Having been rooted to the bottom in four out of the last five years prior to Vowles’ arrival, the Grove-based squad is aiming to build on a promising 2023 season that saw it amass 28 points to clinch seventh in the standings.
While Vowles, who was appointed on the eve of the campaign, came in too late to influence the FW45, the Briton orchestrated the allocation of resources towards 2024.
Williams only introduced a sole upgrade in Canada, the seventh round of the year, resulting in a vastly improved AlphaTauri outfit almost pipping it in the closing rounds.
Vowles believes that decision will pay dividends in unlocking more downforce but also addressing the persistent behavioural traits that had regularly hampered its drivers.
“We’ve added downforce, but actually the main thing we’ve been working on is the behaviour and characteristics of the car,” Vowles told Autosport about the 2024 car.
“I think there’s quite an untapped potential in that, so we can move forward. How much is hard to say though.”
Despite the remarkable progress produced by Aston Martin and McLaren last season, Vowles is aware that replicating such headway will be no mean feat for Williams.
Instead, the ex-Mercedes Strategy Director cites that he is preparing the team to optimise the upcoming reset to the technical rules when sizeable gains can be made.
“I’m happy with the work we’re doing, but I bet you if you interview everyone up and down the grid they’ll go: ‘I’m happy with the work we’re doing.’ That normally tells you you’re going to maybe squeak forward a little bit, but that’s about it,” he acknowledged.
“The big steps really come with regulation change. 2026 will be the first opportunity for us to properly step forward.”

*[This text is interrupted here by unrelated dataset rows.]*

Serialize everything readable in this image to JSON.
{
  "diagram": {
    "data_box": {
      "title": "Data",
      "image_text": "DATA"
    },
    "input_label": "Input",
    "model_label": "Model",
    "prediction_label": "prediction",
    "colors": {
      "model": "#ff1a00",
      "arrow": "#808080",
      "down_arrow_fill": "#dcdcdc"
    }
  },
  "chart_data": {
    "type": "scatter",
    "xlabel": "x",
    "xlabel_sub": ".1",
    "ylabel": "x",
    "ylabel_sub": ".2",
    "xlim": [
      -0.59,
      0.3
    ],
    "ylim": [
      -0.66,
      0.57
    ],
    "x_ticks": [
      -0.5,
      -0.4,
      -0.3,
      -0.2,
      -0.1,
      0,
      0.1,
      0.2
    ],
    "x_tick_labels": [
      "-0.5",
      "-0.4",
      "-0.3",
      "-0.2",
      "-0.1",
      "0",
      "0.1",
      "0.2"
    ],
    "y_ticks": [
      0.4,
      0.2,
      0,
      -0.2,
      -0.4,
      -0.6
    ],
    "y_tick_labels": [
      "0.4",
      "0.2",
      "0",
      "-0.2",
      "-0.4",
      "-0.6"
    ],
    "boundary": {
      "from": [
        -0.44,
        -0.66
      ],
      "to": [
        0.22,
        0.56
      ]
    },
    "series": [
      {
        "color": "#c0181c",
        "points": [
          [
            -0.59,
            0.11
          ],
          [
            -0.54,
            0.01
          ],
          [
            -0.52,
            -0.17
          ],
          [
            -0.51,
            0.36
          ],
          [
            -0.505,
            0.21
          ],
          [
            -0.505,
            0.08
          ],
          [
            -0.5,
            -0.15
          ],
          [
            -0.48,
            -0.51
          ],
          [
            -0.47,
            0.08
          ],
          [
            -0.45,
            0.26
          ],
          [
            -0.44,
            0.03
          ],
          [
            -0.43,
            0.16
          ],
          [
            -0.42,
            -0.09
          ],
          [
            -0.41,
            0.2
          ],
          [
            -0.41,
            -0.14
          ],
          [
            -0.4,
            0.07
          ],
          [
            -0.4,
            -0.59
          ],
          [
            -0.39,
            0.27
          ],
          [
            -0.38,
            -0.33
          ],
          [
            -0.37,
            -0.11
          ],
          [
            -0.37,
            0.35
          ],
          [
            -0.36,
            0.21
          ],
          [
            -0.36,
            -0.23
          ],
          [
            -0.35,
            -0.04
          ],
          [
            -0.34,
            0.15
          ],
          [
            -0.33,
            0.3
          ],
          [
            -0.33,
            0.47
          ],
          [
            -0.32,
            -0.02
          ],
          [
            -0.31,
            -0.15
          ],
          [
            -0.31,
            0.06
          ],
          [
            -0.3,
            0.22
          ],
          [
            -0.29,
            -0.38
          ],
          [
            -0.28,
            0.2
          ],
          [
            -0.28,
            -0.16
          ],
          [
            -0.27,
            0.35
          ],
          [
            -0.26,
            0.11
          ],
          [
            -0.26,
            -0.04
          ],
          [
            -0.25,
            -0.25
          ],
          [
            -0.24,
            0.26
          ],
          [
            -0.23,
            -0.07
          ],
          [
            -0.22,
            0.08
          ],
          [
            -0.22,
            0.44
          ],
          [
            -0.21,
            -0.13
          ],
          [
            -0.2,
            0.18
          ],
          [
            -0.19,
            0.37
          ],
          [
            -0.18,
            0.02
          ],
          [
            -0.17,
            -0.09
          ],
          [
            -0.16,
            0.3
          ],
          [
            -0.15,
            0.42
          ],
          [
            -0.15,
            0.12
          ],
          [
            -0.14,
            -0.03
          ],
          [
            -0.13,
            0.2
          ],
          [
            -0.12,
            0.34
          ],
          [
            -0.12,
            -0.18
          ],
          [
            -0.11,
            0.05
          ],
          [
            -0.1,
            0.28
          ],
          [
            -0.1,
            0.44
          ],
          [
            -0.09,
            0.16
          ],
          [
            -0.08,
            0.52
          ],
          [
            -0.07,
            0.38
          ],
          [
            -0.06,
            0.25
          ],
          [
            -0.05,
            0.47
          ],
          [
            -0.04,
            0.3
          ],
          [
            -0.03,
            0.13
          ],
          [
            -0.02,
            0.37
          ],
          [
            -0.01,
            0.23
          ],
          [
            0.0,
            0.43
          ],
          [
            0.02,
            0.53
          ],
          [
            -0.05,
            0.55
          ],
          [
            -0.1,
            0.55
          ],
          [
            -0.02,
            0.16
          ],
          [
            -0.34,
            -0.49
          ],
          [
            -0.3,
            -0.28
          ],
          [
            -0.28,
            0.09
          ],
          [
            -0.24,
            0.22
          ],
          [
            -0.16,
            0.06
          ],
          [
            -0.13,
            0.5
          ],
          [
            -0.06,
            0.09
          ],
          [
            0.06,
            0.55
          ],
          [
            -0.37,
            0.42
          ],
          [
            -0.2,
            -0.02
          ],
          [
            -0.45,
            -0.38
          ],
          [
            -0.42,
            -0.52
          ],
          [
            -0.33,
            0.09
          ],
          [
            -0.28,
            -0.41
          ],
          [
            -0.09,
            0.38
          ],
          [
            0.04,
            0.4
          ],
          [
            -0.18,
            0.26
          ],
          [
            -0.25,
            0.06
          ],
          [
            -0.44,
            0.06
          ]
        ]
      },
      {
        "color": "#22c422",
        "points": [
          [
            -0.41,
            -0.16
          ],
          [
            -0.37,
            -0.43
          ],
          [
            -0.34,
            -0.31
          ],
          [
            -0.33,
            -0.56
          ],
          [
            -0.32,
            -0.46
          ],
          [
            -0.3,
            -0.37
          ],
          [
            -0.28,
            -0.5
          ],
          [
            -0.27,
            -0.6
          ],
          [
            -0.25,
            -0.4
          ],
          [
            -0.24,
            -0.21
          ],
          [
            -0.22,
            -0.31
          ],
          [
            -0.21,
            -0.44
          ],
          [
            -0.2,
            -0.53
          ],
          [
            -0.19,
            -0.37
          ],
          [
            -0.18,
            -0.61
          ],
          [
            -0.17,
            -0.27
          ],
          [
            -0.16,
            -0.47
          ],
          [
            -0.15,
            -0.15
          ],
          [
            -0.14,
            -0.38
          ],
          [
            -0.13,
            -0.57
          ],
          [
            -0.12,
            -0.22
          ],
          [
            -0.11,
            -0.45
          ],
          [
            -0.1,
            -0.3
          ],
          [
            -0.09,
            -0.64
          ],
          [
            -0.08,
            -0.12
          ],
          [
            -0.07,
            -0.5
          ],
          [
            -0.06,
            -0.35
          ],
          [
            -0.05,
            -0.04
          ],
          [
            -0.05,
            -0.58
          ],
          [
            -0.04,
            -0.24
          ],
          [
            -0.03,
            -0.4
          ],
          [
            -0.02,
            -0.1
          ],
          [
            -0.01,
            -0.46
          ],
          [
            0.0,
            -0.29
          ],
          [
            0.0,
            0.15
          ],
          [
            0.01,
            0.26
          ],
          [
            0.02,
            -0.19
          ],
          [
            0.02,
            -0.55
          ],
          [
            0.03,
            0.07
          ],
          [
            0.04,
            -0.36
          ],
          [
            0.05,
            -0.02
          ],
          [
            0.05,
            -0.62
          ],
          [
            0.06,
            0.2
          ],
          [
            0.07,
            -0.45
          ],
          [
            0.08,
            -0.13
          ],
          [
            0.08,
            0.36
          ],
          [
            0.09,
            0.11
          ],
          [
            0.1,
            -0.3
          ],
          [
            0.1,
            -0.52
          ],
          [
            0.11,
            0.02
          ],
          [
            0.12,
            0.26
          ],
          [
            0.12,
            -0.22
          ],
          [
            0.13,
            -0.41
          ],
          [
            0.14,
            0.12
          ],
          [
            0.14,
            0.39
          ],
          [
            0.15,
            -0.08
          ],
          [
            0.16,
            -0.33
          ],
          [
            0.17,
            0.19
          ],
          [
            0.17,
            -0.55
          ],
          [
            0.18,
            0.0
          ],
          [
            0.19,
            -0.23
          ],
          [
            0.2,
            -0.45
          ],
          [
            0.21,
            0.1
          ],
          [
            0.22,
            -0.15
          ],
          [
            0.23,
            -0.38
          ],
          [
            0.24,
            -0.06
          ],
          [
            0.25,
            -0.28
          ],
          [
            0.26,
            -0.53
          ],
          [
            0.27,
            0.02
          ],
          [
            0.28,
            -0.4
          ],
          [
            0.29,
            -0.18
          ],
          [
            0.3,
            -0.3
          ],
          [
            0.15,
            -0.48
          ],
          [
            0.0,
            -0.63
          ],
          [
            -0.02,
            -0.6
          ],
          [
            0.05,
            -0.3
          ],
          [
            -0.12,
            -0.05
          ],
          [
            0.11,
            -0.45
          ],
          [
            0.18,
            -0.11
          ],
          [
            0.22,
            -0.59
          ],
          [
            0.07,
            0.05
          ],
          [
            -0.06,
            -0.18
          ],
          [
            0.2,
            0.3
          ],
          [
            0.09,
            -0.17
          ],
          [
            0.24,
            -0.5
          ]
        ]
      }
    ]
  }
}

Vowles successfully combated F1’s rule-makers to relax CapEx spending for those at the backend of the grid as Williams endeavours to invest more in its facilities.
But while he has already altered things both on the track and away from it, Vowles insists that the rewards of those changes will only be properly reaped further down the line.
“You can get dragged in very quickly to what I call the weeds, where you look at a problem and then start digging through it,” he elucidated. “But that’s ‘short-termism’, to be honest, because that problem is already the result of other systems that are wrong to start with.
“Pretty much everything we’ve changed is bringing in infrastructure and bringing in people, and it will take a long time before the ripples are felt as a result of it.”